I'm no expert but I think the way Bach writes sequences -- of which there are many in this piece -- is characteristic. Compare them, for example, to Vivaldi.
I'm not sure the use of sequence distinguishes Bach from Vivaldi. In fact, I'd say that Vivaldi uses just as much, if not more, sequence as a standard device in all of his music.
Raymond - does anyone doubt it? I've read the theory that Anna Magdalena Bach may have been responsible for the cello suites, and part of me thinks that's plausible
You mean Anna Magdalena said to her husband: "Hey Bach, you should really write some cello suites"?
In bars 10 and 11, in beats 5/6 and 11/12, I see groups of three (b flat, c natural, b flat) and (a natural, c natural, a natural). Is this motif characteristic of Bach? Is there a technical term for it?
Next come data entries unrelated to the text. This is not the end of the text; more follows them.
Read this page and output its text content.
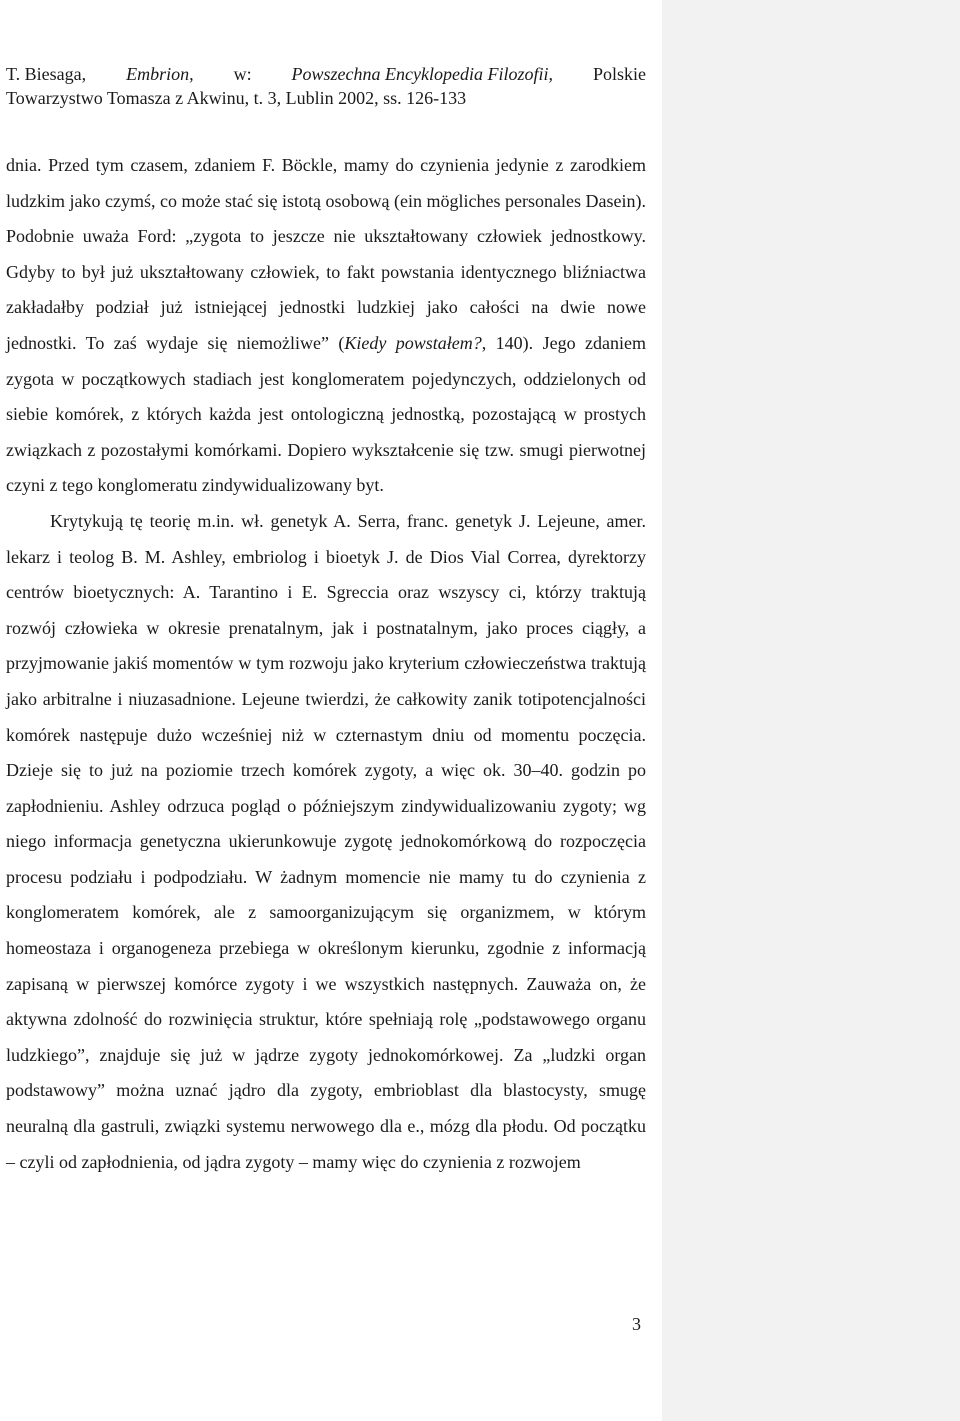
T. Biesaga, Embrion, w: Powszechna Encyklopedia Filozofii, Polskie
Towarzystwo Tomasza z Akwinu, t. 3, Lublin 2002, ss. 126-133

dnia. Przed tym czasem, zdaniem F. Böckle, mamy do czynienia jedynie z zarodkiem ludzkim jako czymś, co może stać się istotą osobową (ein mögliches personales Dasein). Podobnie uważa Ford: „zygota to jeszcze nie ukształtowany człowiek jednostkowy. Gdyby to był już ukształtowany człowiek, to fakt powstania identycznego bliźniactwa zakładałby podział już istniejącej jednostki ludzkiej jako całości na dwie nowe jednostki. To zaś wydaje się niemożliwe” (Kiedy powstałem?, 140). Jego zdaniem zygota w początkowych stadiach jest konglomeratem pojedynczych, oddzielonych od siebie komórek, z których każda jest ontologiczną jednostką, pozostającą w prostych związkach z pozostałymi komórkami. Dopiero wykształcenie się tzw. smugi pierwotnej czyni z tego konglomeratu zindywidualizowany byt.

Krytykują tę teorię m.in. wł. genetyk A. Serra, franc. genetyk J. Lejeune, amer. lekarz i teolog B. M. Ashley, embriolog i bioetyk J. de Dios Vial Correa, dyrektorzy centrów bioetycznych: A. Tarantino i E. Sgreccia oraz wszyscy ci, którzy traktują rozwój człowieka w okresie prenatalnym, jak i postnatalnym, jako proces ciągły, a przyjmowanie jakiś momentów w tym rozwoju jako kryterium człowieczeństwa traktują jako arbitralne i niuzasadnione. Lejeune twierdzi, że całkowity zanik totipotencjalności komórek następuje dużo wcześniej niż w czternastym dniu od momentu poczęcia. Dzieje się to już na poziomie trzech komórek zygoty, a więc ok. 30–40. godzin po zapłodnieniu. Ashley odrzuca pogląd o późniejszym zindywidualizowaniu zygoty; wg niego informacja genetyczna ukierunkowuje zygotę jednokomórkową do rozpoczęcia procesu podziału i podpodziału. W żadnym momencie nie mamy tu do czynienia z konglomeratem komórek, ale z samoorganizującym się organizmem, w którym homeostaza i organogeneza przebiega w określonym kierunku, zgodnie z informacją zapisaną w pierwszej komórce zygoty i we wszystkich następnych. Zauważa on, że aktywna zdolność do rozwinięcia struktur, które spełniają rolę „podstawowego organu ludzkiego”, znajduje się już w jądrze zygoty jednokomórkowej. Za „ludzki organ podstawowy” można uznać jądro dla zygoty, embrioblast dla blastocysty, smugę neuralną dla gastruli, związki systemu nerwowego dla e., mózg dla płodu. Od początku – czyli od zapłodnienia, od jądra zygoty – mamy więc do czynienia z rozwojem

3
Are you writing a term paper?
"Are you writing a term paper?"
"Trademarks" or hallmarks?
No more term papers for me but I wish I had taken a music theory course when I was in college. I’ve tried to read some Bach biographies but I get a little lost in the numerous theoretical examples that the authors provide.
All you have to know is I-V-I.
I meant “trademarks” or distinctive characteristics.
The cello suites are stylistically so different from the violin S&P I can't help wondering (when I need a change from "who wrote Shakespeare?"). The opening of suite No. 1 seems frankly banal, particularly when played with excessive reverence; man gazes raptly at the sky over his left shoulder while sawing cello in half, doodle-diddle-diddle-diddle.